However, since the Talmud does not mention Jesus, what for Christian scholars until today of course is quite disappointing, for a long time, there of course were many attempts to reinterpret other sections from the Talmud which refer to rivals of the rabbinical Jews, of which were many among the Jews of that time. Some writers try to examine the Christian Gospels on the basis of Talmudic writings, especially the trial of Jesus. To some extend this might be interesting, but in the bottom line it just is science fiction. 

Another argument is to assume two types of censorship on the Talmudic scripture, one imposed by Christian authorities in Europe and the other as freely one practiced by the rabbinical scholars to avoid conflicts with the Christian authorities. This of course requires patterns of thinking also known from conspiracy theories, which postulate the result of an investigation and likely will ignore any other interpretation. For instance if the Talmud actually would have referred to Jesus, why any references necessarily must have been derogatory when contrary to that the Talmud has no problem in admitting advantages of Greek or Roman achievements, what it does on quite a number of occasions? So the expectation already is biased and therefore focuses on feigned “suspicious” passages from the Talmud, which are interpreted to refer in a negative way to Jesus and Christianity, although both are not mentioned in the Talmud.     

Actually this is no attempt of an apology which is out to deny references of the Talmud (some authors invent to sell their books) to the Christian Jesus and his lore.

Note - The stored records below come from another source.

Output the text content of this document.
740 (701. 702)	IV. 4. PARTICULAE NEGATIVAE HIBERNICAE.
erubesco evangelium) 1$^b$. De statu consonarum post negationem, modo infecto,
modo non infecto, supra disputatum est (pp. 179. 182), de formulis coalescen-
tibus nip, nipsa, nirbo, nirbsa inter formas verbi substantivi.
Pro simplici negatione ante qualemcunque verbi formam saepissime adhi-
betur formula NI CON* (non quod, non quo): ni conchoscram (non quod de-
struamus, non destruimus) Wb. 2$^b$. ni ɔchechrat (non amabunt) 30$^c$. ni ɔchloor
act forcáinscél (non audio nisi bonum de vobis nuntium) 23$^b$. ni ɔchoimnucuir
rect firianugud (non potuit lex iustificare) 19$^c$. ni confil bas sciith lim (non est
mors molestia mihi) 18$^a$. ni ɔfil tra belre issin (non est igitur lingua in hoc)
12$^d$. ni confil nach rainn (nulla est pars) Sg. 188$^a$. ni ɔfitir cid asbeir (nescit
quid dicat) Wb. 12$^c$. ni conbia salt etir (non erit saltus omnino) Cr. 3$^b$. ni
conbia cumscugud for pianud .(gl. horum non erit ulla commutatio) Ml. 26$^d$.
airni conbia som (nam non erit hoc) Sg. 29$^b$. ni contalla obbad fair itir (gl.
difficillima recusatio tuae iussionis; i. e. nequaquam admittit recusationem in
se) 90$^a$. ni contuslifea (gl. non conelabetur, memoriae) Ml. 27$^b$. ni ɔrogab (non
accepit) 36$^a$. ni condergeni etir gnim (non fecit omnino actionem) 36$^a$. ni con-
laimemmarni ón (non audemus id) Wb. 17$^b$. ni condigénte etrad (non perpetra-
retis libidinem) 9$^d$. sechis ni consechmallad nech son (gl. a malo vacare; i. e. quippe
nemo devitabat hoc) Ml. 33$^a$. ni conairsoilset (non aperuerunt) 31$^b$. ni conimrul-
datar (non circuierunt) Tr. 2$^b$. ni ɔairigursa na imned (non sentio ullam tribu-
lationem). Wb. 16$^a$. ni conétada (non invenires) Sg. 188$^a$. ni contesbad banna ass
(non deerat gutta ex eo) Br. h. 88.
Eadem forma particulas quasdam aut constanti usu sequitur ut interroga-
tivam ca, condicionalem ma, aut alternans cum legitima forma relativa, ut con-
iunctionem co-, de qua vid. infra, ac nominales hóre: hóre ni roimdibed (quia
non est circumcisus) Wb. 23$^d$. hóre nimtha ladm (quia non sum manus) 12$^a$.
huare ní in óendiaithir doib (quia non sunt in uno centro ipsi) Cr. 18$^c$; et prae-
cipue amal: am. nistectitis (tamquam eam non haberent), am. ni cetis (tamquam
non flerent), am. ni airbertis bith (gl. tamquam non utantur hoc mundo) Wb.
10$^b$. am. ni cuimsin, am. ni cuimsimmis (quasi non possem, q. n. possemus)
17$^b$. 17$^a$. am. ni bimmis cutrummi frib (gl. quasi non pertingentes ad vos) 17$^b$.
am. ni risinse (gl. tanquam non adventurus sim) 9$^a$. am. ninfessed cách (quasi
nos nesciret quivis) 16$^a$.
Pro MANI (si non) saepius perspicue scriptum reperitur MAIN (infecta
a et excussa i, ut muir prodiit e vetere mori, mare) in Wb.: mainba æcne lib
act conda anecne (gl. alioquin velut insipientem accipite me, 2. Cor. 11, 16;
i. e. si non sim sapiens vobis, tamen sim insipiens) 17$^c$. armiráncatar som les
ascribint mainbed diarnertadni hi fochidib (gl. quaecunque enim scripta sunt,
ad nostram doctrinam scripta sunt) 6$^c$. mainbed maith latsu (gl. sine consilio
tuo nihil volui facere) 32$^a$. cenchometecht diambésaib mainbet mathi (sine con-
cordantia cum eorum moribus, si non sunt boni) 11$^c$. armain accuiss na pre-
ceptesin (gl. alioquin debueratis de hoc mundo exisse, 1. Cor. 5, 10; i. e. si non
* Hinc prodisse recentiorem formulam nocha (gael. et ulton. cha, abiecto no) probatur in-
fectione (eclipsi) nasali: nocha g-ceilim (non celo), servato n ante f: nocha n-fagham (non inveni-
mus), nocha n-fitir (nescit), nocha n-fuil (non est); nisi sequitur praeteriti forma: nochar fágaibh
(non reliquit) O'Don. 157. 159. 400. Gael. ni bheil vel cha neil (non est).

Of course we would prefer if there were any, but inasmuch Christianity rejects full obedience towards the commandments of the Tora what of course is everything else but a bagatelle, it likewise defines Christianity as an independent and self-contained religion, outside the framework of Judaism, what hardly is common ground for debates.  Christianity obviously needed a sharp distinction from Judaism as well as a close relation to it. Judaism in contrary has no inner need to deal with Christian beliefs, which simply are regarded as another foreign religion. In our times Jews and Christians have no general problems to meet Buddhists, Hindus or Muslims or to have a dialogue with representatives of Zen, Shinto, Jaina or Bahai in order to find things in common, which are quite a lot. It is no use to look for a rather notional who was wrong, who is right. It simply is enough to be aware of your the own tradition and to respect those of others.  

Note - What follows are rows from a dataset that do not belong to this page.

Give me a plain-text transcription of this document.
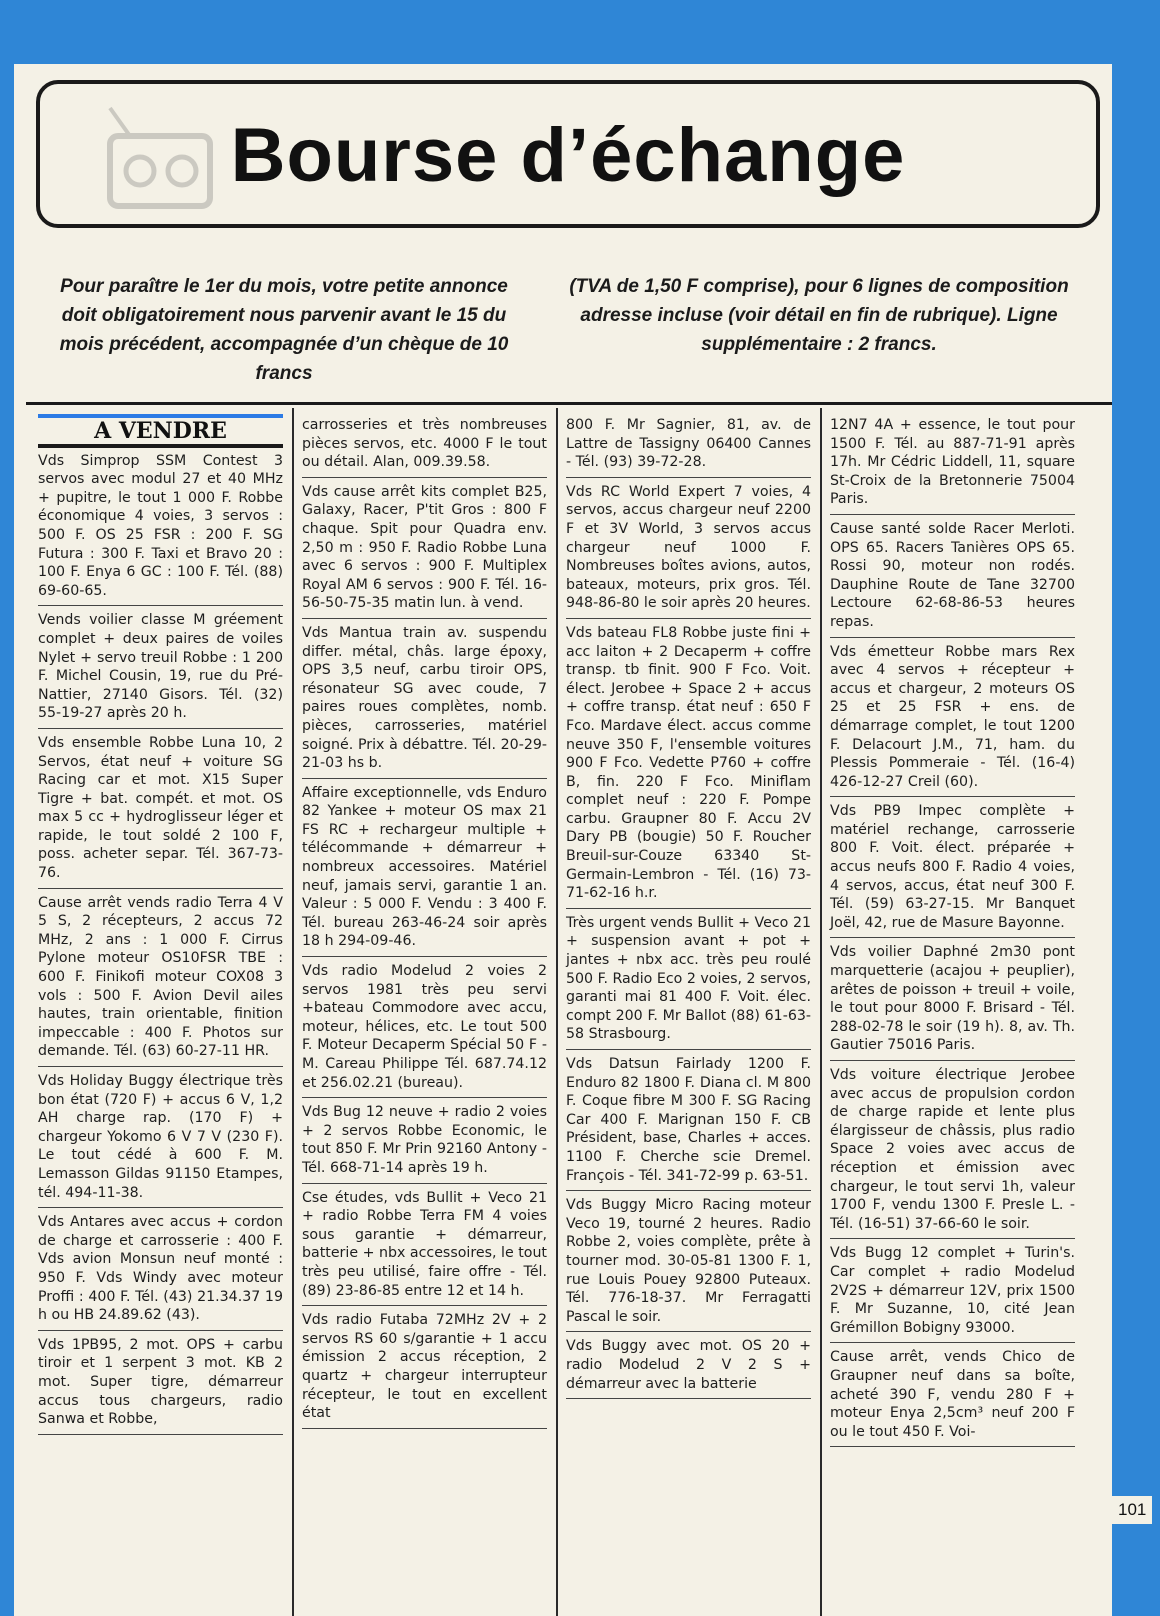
Bourse d’échange
Pour paraître le 1er du mois, votre petite annonce doit obligatoirement nous parvenir avant le 15 du mois précédent, accompagnée d’un chèque de 10 francs
(TVA de 1,50 F comprise), pour 6 lignes de composition adresse incluse (voir détail en fin de rubrique). Ligne supplémentaire : 2 francs.
A VENDRE
Vds Simprop SSM Contest 3 servos avec modul 27 et 40 MHz + pupitre, le tout 1 000 F. Robbe économique 4 voies, 3 servos : 500 F. OS 25 FSR : 200 F. SG Futura : 300 F. Taxi et Bravo 20 : 100 F. Enya 6 GC : 100 F. Tél. (88) 69-60-65.
Vends voilier classe M gréement complet + deux paires de voiles Nylet + servo treuil Robbe : 1 200 F. Michel Cousin, 19, rue du Pré-Nattier, 27140 Gisors. Tél. (32) 55-19-27 après 20 h.
Vds ensemble Robbe Luna 10, 2 Servos, état neuf + voiture SG Racing car et mot. X15 Super Tigre + bat. compét. et mot. OS max 5 cc + hydroglisseur léger et rapide, le tout soldé 2 100 F, poss. acheter separ. Tél. 367-73-76.
Cause arrêt vends radio Terra 4 V 5 S, 2 récepteurs, 2 accus 72 MHz, 2 ans : 1 000 F. Cirrus Pylone moteur OS10FSR TBE : 600 F. Finikofi moteur COX08 3 vols : 500 F. Avion Devil ailes hautes, train orientable, finition impeccable : 400 F. Photos sur demande. Tél. (63) 60-27-11 HR.
Vds Holiday Buggy électrique très bon état (720 F) + accus 6 V, 1,2 AH charge rap. (170 F) + chargeur Yokomo 6 V 7 V (230 F). Le tout cédé à 600 F. M. Lemasson Gildas 91150 Etampes, tél. 494-11-38.
Vds Antares avec accus + cordon de charge et carrosserie : 400 F. Vds avion Monsun neuf monté : 950 F. Vds Windy avec moteur Proffi : 400 F. Tél. (43) 21.34.37 19 h ou HB 24.89.62 (43).
Vds 1PB95, 2 mot. OPS + carbu tiroir et 1 serpent 3 mot. KB 2 mot. Super tigre, démarreur accus tous chargeurs, radio Sanwa et Robbe,
carrosseries et très nombreuses pièces servos, etc. 4000 F le tout ou détail. Alan, 009.39.58.
Vds cause arrêt kits complet B25, Galaxy, Racer, P'tit Gros : 800 F chaque. Spit pour Quadra env. 2,50 m : 950 F. Radio Robbe Luna avec 6 servos : 900 F. Multiplex Royal AM 6 servos : 900 F. Tél. 16-56-50-75-35 matin lun. à vend.
Vds Mantua train av. suspendu differ. métal, châs. large époxy, OPS 3,5 neuf, carbu tiroir OPS, résonateur SG avec coude, 7 paires roues complètes, nomb. pièces, carrosseries, matériel soigné. Prix à débattre. Tél. 20-29-21-03 hs b.
Affaire exceptionnelle, vds Enduro 82 Yankee + moteur OS max 21 FS RC + rechargeur multiple + télécommande + démarreur + nombreux accessoires. Matériel neuf, jamais servi, garantie 1 an. Valeur : 5 000 F. Vendu : 3 400 F. Tél. bureau 263-46-24 soir après 18 h 294-09-46.
Vds radio Modelud 2 voies 2 servos 1981 très peu servi +bateau Commodore avec accu, moteur, hélices, etc. Le tout 500 F. Moteur Decaperm Spécial 50 F - M. Careau Philippe Tél. 687.74.12 et 256.02.21 (bureau).
Vds Bug 12 neuve + radio 2 voies + 2 servos Robbe Economic, le tout 850 F. Mr Prin 92160 Antony - Tél. 668-71-14 après 19 h.
Cse études, vds Bullit + Veco 21 + radio Robbe Terra FM 4 voies sous garantie + démarreur, batterie + nbx accessoires, le tout très peu utilisé, faire offre - Tél. (89) 23-86-85 entre 12 et 14 h.
Vds radio Futaba 72MHz 2V + 2 servos RS 60 s/garantie + 1 accu émission 2 accus réception, 2 quartz + chargeur interrupteur récepteur, le tout en excellent état
800 F. Mr Sagnier, 81, av. de Lattre de Tassigny 06400 Cannes - Tél. (93) 39-72-28.
Vds RC World Expert 7 voies, 4 servos, accus chargeur neuf 2200 F et 3V World, 3 servos accus chargeur neuf 1000 F. Nombreuses boîtes avions, autos, bateaux, moteurs, prix gros. Tél. 948-86-80 le soir après 20 heures.
Vds bateau FL8 Robbe juste fini + acc laiton + 2 Decaperm + coffre transp. tb finit. 900 F Fco. Voit. élect. Jerobee + Space 2 + accus + coffre transp. état neuf : 650 F Fco. Mardave élect. accus comme neuve 350 F, l'ensemble voitures 900 F Fco. Vedette P760 + coffre B, fin. 220 F Fco. Miniflam complet neuf : 220 F. Pompe carbu. Graupner 80 F. Accu 2V Dary PB (bougie) 50 F. Roucher Breuil-sur-Couze 63340 St-Germain-Lembron - Tél. (16) 73-71-62-16 h.r.
Très urgent vends Bullit + Veco 21 + suspension avant + pot + jantes + nbx acc. très peu roulé 500 F. Radio Eco 2 voies, 2 servos, garanti mai 81 400 F. Voit. élec. compt 200 F. Mr Ballot (88) 61-63-58 Strasbourg.
Vds Datsun Fairlady 1200 F. Enduro 82 1800 F. Diana cl. M 800 F. Coque fibre M 300 F. SG Racing Car 400 F. Marignan 150 F. CB Président, base, Charles + acces. 1100 F. Cherche scie Dremel. François - Tél. 341-72-99 p. 63-51.
Vds Buggy Micro Racing moteur Veco 19, tourné 2 heures. Radio Robbe 2, voies complète, prête à tourner mod. 30-05-81 1300 F. 1, rue Louis Pouey 92800 Puteaux. Tél. 776-18-37. Mr Ferragatti Pascal le soir.
Vds Buggy avec mot. OS 20 + radio Modelud 2 V 2 S + démarreur avec la batterie
12N7 4A + essence, le tout pour 1500 F. Tél. au 887-71-91 après 17h. Mr Cédric Liddell, 11, square St-Croix de la Bretonnerie 75004 Paris.
Cause santé solde Racer Merloti. OPS 65. Racers Tanières OPS 65. Rossi 90, moteur non rodés. Dauphine Route de Tane 32700 Lectoure 62-68-86-53 heures repas.
Vds émetteur Robbe mars Rex avec 4 servos + récepteur + accus et chargeur, 2 moteurs OS 25 et 25 FSR + ens. de démarrage complet, le tout 1200 F. Delacourt J.M., 71, ham. du Plessis Pommeraie - Tél. (16-4) 426-12-27 Creil (60).
Vds PB9 Impec complète + matériel rechange, carrosserie 800 F. Voit. élect. préparée + accus neufs 800 F. Radio 4 voies, 4 servos, accus, état neuf 300 F. Tél. (59) 63-27-15. Mr Banquet Joël, 42, rue de Masure Bayonne.
Vds voilier Daphné 2m30 pont marquetterie (acajou + peuplier), arêtes de poisson + treuil + voile, le tout pour 8000 F. Brisard - Tél. 288-02-78 le soir (19 h). 8, av. Th. Gautier 75016 Paris.
Vds voiture électrique Jerobee avec accus de propulsion cordon de charge rapide et lente plus élargisseur de châssis, plus radio Space 2 voies avec accus de réception et émission avec chargeur, le tout servi 1h, valeur 1700 F, vendu 1300 F. Presle L. - Tél. (16-51) 37-66-60 le soir.
Vds Bugg 12 complet + Turin's. Car complet + radio Modelud 2V2S + démarreur 12V, prix 1500 F. Mr Suzanne, 10, cité Jean Grémillon Bobigny 93000.
Cause arrêt, vends Chico de Graupner neuf dans sa boîte, acheté 390 F, vendu 280 F + moteur Enya 2,5cm³ neuf 200 F ou le tout 450 F. Voi-
101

On the other hand, there maybe are quotes from Jesus in the Talmud nobody understands as such. Always provided that Jesus indeed originally was called “Yoshua” by his students and contemporaries and not “Jesus”, there are umpteen Yoshua, Yosse and Yoshi mentioned in the Mishna and Gemara, even one who was called Yossi Hagalili and lived in the first century of today’s Christian calendar counting. From many we know hardly more than some wisdom saying. Since fiercest controversies are expected no one would ever take notice of.


4 Responses to The Talmud on Jesus

  1. Helga Schäfer Vegesack says:

    Brilliant comment. Many thanks for this. Is it taken from a book? If not will there be one on it?

  2. gospel culture…

    […]The Talmud on Jesus « Jüdisch Historischer Verein Augsburg[…]…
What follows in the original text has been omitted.